Cerro del Plomo (5,424m) from near El Pintor (approx. 4,200m), looking north-east.
The peak to the left is Cerro Leonera (approx. 5,050m).

The Cerro del Plomo (5,424m) is not to be confused with the Nevado El Plomo (6,070m), which lies on the border about 20km to the north-east. (Cf. John Biggar, The Andes — A Guide for Climbers, ISBN 0-9536087-2-7, p. 217; Hermann Kiendler, Die Anden — Vom Chimborazo zum Marmolejo — Alle 6000er auf einen Blick, ISBN 978-3-936740-36-3, pp. 349–352.)
Cerro del Plomo (5,424m) from near El Pintor (approx. 4,200m), looking north-east. The peak to the left is Cerro Leonera (approx. 5,050m). The Cerro del Plomo (5,424m) is not to be confused with the Nevado El Plomo (6,070m), which lies on the border about 20km to the north-east. (Cf. John Biggar, The Andes — A Guide for Climbers, ISBN 0-9536087-2-7, p. 217; Hermann Kiendler, Die Anden — Vom Chimborazo zum Marmolejo — Alle 6000er auf einen Blick, ISBN 978-3-936740-36-3, pp. 349–352.) — Photo: Tijs Michels | CC BY-SA 3.0

Cerro El Plomo

Mountains of Santiago Metropolitan RegionFive-thousanders of the Andes
4 min read

On a clear day, Santiago's six million residents look up at Cerro El Plomo without always knowing its name. At 5,444 meters - just over 17,860 feet - it is the highest peak visible from the city, a wall of rock and snow standing guard above the smog and the streets. For most of the year it is simply scenery. But near its frozen summit, the mountain held something for nearly five hundred years: a boy of perhaps eight or nine, dressed in fine red wool, his hair braided into more than two hundred plaits, sitting in the ice exactly as he had been left by the Inca.

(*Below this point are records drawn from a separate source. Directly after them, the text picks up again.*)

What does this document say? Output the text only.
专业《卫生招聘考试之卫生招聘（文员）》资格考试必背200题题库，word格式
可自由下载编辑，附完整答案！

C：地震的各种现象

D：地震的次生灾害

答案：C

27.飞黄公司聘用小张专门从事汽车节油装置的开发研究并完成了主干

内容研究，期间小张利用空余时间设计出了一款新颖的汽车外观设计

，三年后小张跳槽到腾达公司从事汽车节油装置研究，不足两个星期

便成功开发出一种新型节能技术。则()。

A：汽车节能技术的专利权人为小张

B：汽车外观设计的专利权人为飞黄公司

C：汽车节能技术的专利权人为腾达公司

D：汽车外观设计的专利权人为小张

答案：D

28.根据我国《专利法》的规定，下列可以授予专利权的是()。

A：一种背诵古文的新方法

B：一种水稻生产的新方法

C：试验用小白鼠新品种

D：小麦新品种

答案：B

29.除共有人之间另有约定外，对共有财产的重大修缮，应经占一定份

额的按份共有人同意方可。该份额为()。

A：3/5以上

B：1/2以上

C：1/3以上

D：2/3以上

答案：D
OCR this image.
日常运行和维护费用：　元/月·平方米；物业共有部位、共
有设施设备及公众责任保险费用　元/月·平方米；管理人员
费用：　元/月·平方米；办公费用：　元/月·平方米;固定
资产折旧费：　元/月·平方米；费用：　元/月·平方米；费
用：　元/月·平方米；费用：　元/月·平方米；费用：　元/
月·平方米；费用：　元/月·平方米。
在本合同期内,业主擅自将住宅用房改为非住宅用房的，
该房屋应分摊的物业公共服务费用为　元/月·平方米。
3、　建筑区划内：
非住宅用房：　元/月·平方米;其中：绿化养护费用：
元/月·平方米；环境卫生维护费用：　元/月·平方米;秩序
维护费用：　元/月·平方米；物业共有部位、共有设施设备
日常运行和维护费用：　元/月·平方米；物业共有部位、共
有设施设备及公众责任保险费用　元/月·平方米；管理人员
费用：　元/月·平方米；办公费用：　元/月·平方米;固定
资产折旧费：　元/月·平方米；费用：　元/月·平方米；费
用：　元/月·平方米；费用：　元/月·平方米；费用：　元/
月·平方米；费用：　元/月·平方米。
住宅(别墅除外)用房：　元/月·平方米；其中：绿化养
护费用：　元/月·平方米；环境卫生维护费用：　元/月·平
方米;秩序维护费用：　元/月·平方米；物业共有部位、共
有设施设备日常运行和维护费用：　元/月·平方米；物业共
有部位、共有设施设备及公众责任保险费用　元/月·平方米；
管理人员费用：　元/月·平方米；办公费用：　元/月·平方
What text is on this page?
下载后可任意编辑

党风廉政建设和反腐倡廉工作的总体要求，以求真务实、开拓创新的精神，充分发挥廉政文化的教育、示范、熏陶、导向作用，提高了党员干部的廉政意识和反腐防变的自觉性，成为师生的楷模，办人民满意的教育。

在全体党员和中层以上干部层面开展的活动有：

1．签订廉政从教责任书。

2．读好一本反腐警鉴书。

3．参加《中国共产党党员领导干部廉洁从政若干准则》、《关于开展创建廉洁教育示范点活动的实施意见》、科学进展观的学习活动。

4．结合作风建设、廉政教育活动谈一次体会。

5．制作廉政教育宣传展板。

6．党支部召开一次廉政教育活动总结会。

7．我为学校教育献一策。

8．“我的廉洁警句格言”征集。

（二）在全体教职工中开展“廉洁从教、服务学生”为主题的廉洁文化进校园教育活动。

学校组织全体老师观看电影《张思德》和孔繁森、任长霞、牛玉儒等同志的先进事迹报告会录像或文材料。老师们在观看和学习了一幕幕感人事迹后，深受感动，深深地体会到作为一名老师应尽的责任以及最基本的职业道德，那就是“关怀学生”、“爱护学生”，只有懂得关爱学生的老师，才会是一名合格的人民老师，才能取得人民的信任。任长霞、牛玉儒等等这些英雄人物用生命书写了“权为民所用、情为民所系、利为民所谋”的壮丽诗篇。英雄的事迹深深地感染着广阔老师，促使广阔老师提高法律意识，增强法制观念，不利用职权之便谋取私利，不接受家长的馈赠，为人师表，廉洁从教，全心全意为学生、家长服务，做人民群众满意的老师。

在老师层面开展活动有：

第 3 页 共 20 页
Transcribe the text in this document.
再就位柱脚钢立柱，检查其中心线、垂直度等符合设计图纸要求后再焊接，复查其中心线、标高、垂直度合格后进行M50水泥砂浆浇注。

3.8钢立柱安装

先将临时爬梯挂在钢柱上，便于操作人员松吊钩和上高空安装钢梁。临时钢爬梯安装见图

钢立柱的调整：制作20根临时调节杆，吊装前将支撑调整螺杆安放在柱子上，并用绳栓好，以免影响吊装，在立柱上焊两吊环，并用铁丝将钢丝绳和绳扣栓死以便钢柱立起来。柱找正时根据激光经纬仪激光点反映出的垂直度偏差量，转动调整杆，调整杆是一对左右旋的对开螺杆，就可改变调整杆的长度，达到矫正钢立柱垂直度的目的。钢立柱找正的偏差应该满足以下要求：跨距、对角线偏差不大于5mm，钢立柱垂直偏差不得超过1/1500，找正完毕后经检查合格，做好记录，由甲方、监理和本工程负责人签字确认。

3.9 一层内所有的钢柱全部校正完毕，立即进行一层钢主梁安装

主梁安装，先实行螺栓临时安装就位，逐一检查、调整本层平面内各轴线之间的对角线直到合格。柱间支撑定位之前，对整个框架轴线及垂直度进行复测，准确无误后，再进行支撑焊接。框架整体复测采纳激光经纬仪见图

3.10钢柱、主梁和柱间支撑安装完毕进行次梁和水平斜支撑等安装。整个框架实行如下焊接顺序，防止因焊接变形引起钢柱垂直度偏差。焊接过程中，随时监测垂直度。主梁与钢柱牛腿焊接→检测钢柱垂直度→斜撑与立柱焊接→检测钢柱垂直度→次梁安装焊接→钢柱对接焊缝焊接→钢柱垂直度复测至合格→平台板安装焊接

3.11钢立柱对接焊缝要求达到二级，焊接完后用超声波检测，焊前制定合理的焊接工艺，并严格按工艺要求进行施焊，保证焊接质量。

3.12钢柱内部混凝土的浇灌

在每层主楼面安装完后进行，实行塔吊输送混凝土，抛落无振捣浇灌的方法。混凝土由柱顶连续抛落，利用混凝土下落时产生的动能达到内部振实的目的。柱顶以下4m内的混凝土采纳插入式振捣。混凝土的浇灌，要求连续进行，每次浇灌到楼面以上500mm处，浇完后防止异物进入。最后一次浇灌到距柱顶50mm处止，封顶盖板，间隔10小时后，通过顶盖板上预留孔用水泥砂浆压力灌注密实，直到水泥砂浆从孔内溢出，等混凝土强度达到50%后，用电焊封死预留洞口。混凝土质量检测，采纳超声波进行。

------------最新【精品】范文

A Mountain the Inca Climbed

The Inca Empire reached deep into central Chile in the fifteenth century, and to its people the high peaks were sacred - dwellings of mountain spirits, the apus, that demanded reverence. The Inca climbed Cerro El Plomo periodically, hauling themselves and their offerings above 5,000 meters into air so thin and cold it punishes every step. That they could build shrines at such altitude, by hand and on foot, is staggering even to modern climbers with oxygen and synthetic gear. The first recorded European ascent did not come until 1896, when Gustav Brandt and Rudolph Lucke reached the top - centuries after Andean people had already made the summit a place of ritual.

The Child of El Plomo

In 1954, three Chilean arrieros - muleteers named Guillermo Chacón Carrasco, Jaime Ríos Abarca, and Luis Gerardo Ríos Barrueto - searching the mountain came upon a grave near the summit and found the boy. He had been the subject of a capacocha, an Inca rite the Quechua called qhapaq hucha, in which a child of high status was sent into the mountains as a sacred offering. This was not casual cruelty by the standards of those who performed it. The child was chosen for his perfection, honored, dressed in finery, and believed to be carried into the company of the gods - a belief his family and community held with deep seriousness. To modern eyes the practice is wrenching, and it should be: this was a young child who lost his life. Both things are true at once, and his story deserves to be told holding the weight of both.

What the Ice Preserved

The cold had kept him almost perfectly. His internal organs were intact, the tissue beneath his skin still soft. His face was painted with red and ochre stripes, and his hair had been carefully styled into over two hundred small braids - a level of preservation that let researchers see not just a body but a person, prepared with evident care. Brought to the attention of Grete Mostny at Chile's National Museum of Natural History, the find became the first major discovery of a high-altitude Inca sacrifice frozen in the Andes, decades before the more famous mummies of higher peaks. He remains in the museum's care to this day. Since 1982 a replica has stood in the public galleries, the original kept frozen in storage so that what the mountain protected for five centuries is not undone by being seen.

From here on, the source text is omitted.